Llegué a creer que se podría establecer una analogía en la que Babar representaría una educación en el liberalismo republicano y Elmer el triunfo (¿gris o multicolor?) del liberalismo individualista. Un liberalismo individualista que puede ser consumido hoy tanto por los hijos de un emprendedor, yuppie, aspirante a CEO, como por los hijos de posthippies veganudos, ecologistas y feministas.

 El momento «Babar huérfano» se desarrolla sobre todo en el primer libro, y muestra ya con claridad el carácter central pero complejo (tenso) de la civilización en la cabeza de Jean de Brunhoff. De entrada, la civilización humana hace una irrupción brutal con el asesinato de la madre de Babar delante de su bebé por obra de un cazador. Recuerdo muy bien la impresión que me causaba esa escena a los cinco años; tengo grabada la imagen fría del cazador petiso, anodino, que dispara cobardemente escondido a la mamá elefanta y corre para intentar atrapar a Babar. La cultura humana aparece primero en forma de una gran violencia que destruye el paraíso natural. En este primer movimiento, de Brunhoff se acerca a la idea de la sociedad como corrompedora del idílico estado de naturaleza; la idea de Rousseau de la que emanaría, al fin y al cabo, el ecologismo y en general todas las pequeñas ideologías críticas de la modernidad o críticas de Occidente que constituyen nuestra ética actual. Pero inmediatamente después Babar huye del cazador no a la selva, sino a la ciudad, y ahí es rescatado de la miseria y la desnudez por la anciana dama, que lo alimenta, lo viste, lo cuida, le proporciona los mejores profesores y le abre la puerta al disfrute del arte y de todas las sofisticaciones de la civilización humana.4 En el tono simple, alegre e intenso en el que de Brunhoff nos hace testigos del goce y la felicidad con la que Babar se cultiva se revela su veneración por la civilización europea en peligro.
La parábola de «Babar fundador» comienza ya en Historia de Babar, se desarrolla en El viaje de Babar y se consuma en El rey Babar con la fundación de Villa Celeste.
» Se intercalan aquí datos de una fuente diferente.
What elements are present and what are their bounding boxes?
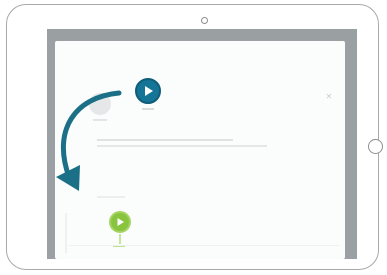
status-bar [47,29,357,39]
tutorial-canvas: ✕ [0,0,387,275]
avatar-caption [93,119,107,121]
tablet-frame: ✕ [6,4,383,270]
close-icon[interactable]: ✕ [325,93,333,101]
home-button[interactable] [368,139,383,154]
description-line [97,196,125,198]
play-button[interactable] [135,78,161,104]
play-icon [117,218,124,226]
dialog-panel: ✕ [55,41,345,259]
description-line [97,139,233,141]
tablet-screen: ✕ [47,29,357,259]
timeline-rail [65,213,67,253]
avatar [89,93,111,115]
target-play-button[interactable] [109,211,131,233]
target-stem [119,234,121,244]
play-button-caption [142,108,154,110]
front-camera [201,17,208,24]
divider [69,245,339,246]
play-icon [145,86,153,96]
description-line [97,145,267,147]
Pero el proceso por el que el elefante huérfano llega a ser un fundador también responde a una doble mirada a la civilización. Porque al final de su accidentado viaje de bodas, después de los más tremendos avatares (incluyendo naufragios y raptos por caníbales), Celeste y Babar son sometidos por los hombres como elefantes de circo, mostrando otra vez la cara opresora y cruel de la civilización humana.
Pero luego otra vez los rescata la anciana dama, otra vez son mecidos por la parte noble de la civilización. Y al volver a la selva Babar decide fundar Villa Celeste. De algún modo, después de este segundo paso por la gran ciudad humana, sube el «escalón republicano»: comparte de verdad con todos los elefantes los beneficios de la civilización; no usa su educación solo para sostener su lugar jerárquico de rey, sino para mejorar la vida de todos sus congéneres fundando una ciudad magnífica. En mi opinión, este libro, El rey Babar, contiene las imágenes más inolvidables, más importantes de Babar. Mi preferida es esa en la que, con su traje verde y su corona, en medio de la sabana, trepado a un cajón –y elevado así sobre la muchedumbre de elefantes que lo rodean entre cajas y baúles con rótulos que dicen «discos», «sombreros», «trompetas», «herramientas», «vestidos»–, Babar le habla a la multitud:

Amigos míos, en estos baúles, paquetes y sacos hay regalos para todos vosotros: vestidos, sombreros, telas, cajas de pinturas, tambores, cañas de pescar, penachos, plumas, raquetas y muchas cosas más. Os daré todo esto en cuanto hayamos terminado de levantar nuestra ciudad. Os propongo llamar a esta ciudad, la ciudad de los elefantes, Ciudad Celeste, en honor de nuestra reina.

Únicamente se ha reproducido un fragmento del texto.